Il s'agit d'un spectacle de flamenco traditionnel qui réunit de grands artistes de la scène flamenca française et espagnole. Il s'organise comme un tablao. Caridad Vega qui m'accompagne au chant est originaire de Sanlucar de Barrameda. Elle travaille actuellement à Madrid avec les plus grandes compagnies de flamenco (Rafaela Carrasco, Antonio canales...). C'est un véritable honneur pour moi d'être accompagnée dans ce projet par des chanteurs tels que Caridad Vega et Cristo Cortes. La direction musicale a été confiée a Mathias Berchadsky qui a composé spécialement pour le spectacle Enlace Flamenco! Il est accompagné à la guitare par Wilfrid Durand, et par Cédric Diot au cajon.

Que vas-tu danser ?

J'ai commencé à travailler pour ce spectacle lorsque j'étais à Madrid en 2009. A cette époque, je voulais élargir mes connaissances concernant des palos qui ne se pratiquent pas beaucoup. C'est la raison pour laquelle j'ai décidé de commencer le spectacle por Cabales (chorégraphiés par mon maestro Fran Espinosa). Il y a ensuite un taranto, une solea et une alegria. Ce sont des palos très difficiles d'exécution mais il s'agit pour moi d'un défi personnel.

Pour te préparer pour ce spectacle, combien d'heures travailles-tu par jour ?

Difficile à dire... en fait pour préparer ce spectacle je m'entraîne beaucoup et j'y pense constamment... le travail ne s'arrête pas lorsque je sors du studio de danse !

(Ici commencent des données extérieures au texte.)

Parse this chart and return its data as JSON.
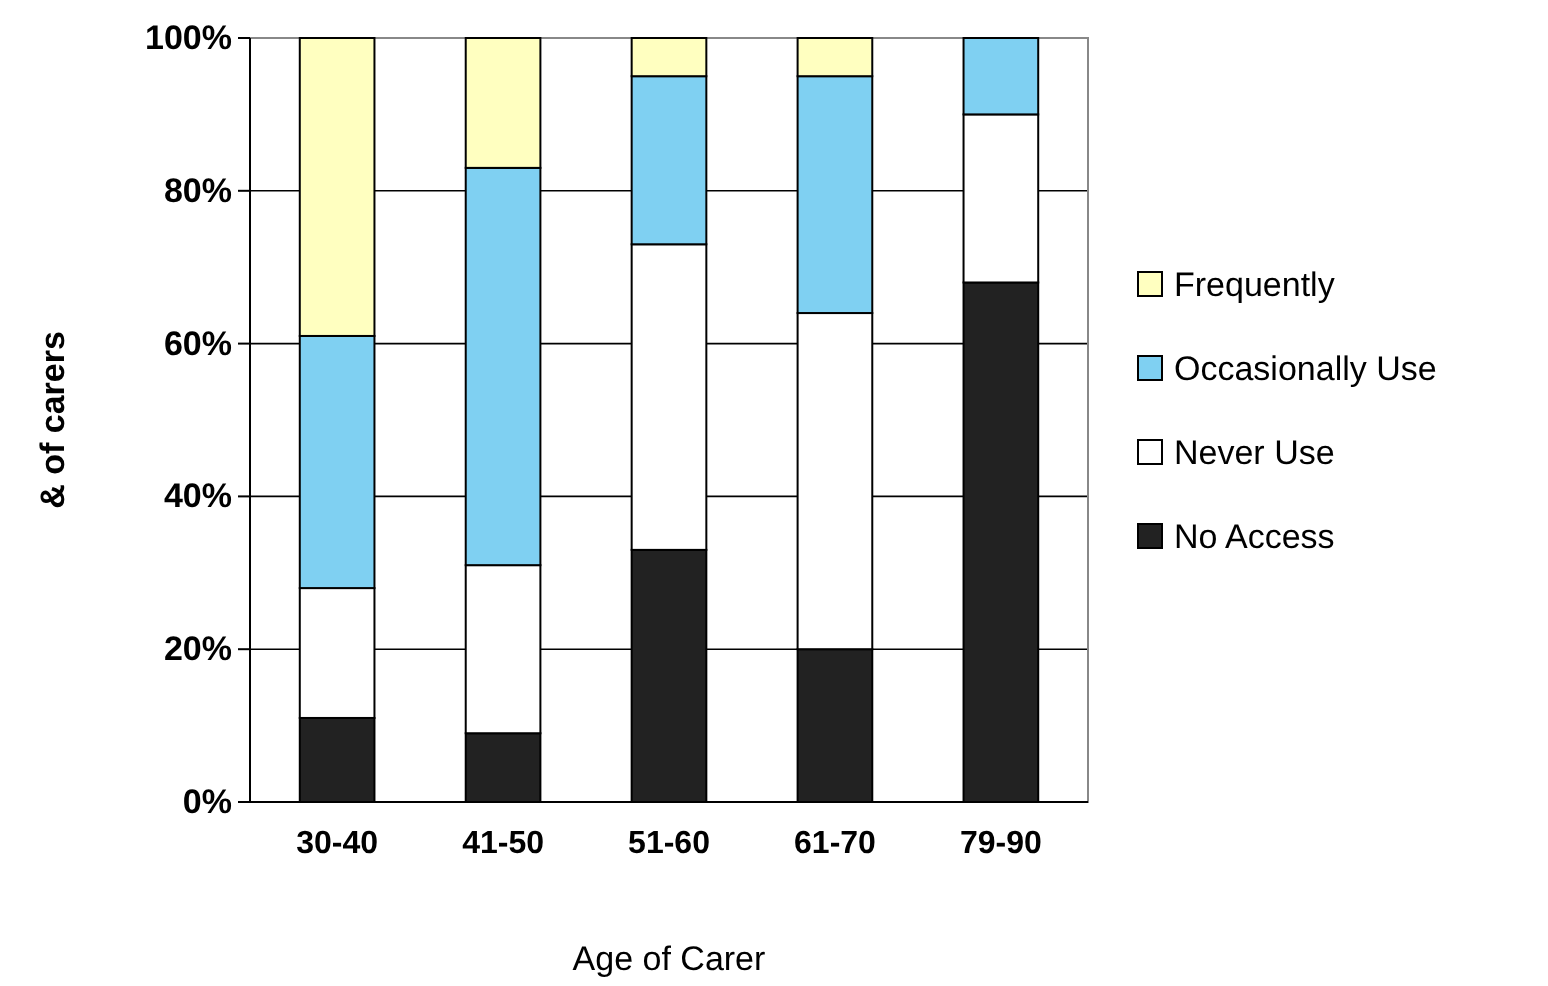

Tu organises également la semaine du spectacle un stage de cante pour le baile avec Caridad Vega...

Oui, il s'agit d'un stage exceptionnel qui ne s'est à ma connaissance jamais fait à Paris. Il s'agit d'un atelier tablao qui s'adresse aux chanteurs et aux danseurs tous niveaux. En fait, nous apprenons beaucoup de pas, de letras... mais nous ne savons pas toujours être à l'écoute des autres artistes une fois sur scène. Caridad Vega propose aux élèves de mieux comprendre quand "rematar", quand marquer et elle enseignera à travers cet atelier tous les codes qui permettent une meilleure communication entre le chant et la danse. Il ne s'agit pas d'en savoir beaucoup mais de bien utiliser ses connaissances même en ayant un niveau débutant. J'ai assisté à l'un de ses ateliers à Madrid et j'en suis ressortie ravie !

Quels sont tes projets après la Reine Blanche ?

Après la Reine Blanche, la Cie Sabrina Le Guen se produit à l'espace Culturel Jean Vilar de Marly Le Roi. J'ai également un projet en cours avec l'excellent guitariste Jean Baptiste Marino.